2024W19: A Different Kind of Presentation
I spent the weekend in New Jersey for my dear friend Brenda’s memorial. Luckily, I was able to also catch up with other friends, including Kyle of Vacuuming the Lawn and general Princeton community fame. (She took the pic of me above, among shockingly bright azaleas.)
I don’t think I was purposely avoiding finishing the short talk I had been asked to give at the memorial, but I’d never written anything like this before. And even though I’d had about 3 months to work on it, all I had was an outline. Most of which I ended up scratching.
The morning of the memorial, I felt clear that:
The point of the talk was not to say every single thing I wanted to say about this person. In fact, five minutes or less was probably a good time benchmark, so I had to be very focused.
The fact I’d known this person for less time than anyone else in the room shouldn’t matter. My best addition would be to highlight was was special about her from my unique POV.

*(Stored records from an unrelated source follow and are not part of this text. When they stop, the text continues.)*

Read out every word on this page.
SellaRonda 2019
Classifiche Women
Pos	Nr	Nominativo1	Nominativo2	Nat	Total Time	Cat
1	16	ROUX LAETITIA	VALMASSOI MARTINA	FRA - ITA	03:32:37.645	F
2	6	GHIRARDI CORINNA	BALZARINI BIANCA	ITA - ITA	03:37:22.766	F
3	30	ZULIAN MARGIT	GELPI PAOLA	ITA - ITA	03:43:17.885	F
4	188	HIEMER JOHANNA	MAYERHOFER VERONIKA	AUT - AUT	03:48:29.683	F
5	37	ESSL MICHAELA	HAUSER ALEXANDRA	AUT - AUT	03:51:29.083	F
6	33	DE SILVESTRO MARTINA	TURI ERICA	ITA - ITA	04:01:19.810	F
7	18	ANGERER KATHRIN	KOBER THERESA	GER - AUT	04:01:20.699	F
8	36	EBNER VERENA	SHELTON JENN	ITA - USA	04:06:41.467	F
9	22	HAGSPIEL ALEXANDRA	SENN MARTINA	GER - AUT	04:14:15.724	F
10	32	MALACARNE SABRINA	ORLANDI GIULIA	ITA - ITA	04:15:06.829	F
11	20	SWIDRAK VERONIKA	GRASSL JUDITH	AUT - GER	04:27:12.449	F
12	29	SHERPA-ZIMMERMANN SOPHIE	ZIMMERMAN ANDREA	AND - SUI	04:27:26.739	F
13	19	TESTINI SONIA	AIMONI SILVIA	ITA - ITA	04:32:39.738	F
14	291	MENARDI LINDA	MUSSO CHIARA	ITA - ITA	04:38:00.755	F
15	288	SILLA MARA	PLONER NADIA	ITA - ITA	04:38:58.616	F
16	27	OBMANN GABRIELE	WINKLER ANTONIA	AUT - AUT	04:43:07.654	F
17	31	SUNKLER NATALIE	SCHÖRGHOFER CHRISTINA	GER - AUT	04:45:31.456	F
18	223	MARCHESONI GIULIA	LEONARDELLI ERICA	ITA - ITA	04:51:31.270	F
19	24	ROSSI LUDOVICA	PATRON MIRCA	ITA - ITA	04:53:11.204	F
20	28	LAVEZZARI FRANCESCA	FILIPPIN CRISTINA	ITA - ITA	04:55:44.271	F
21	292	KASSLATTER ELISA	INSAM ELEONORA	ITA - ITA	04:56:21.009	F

One way to honor an entire life is to summarize her contribution to the world, through me.
I went with a structure based on “three lessons about friendship in the second half of life,” and it came out quick! I read it through once and made very few modifications, which is unusual for me. (How I write and how I talk can be so different.) In practice, it clocked in between 5-6 minutes depending on how quickly I could abate tears and get back on track.
I got to meet family and other friends Brenda had told me about over the years, and bonded with them over our mutual loss.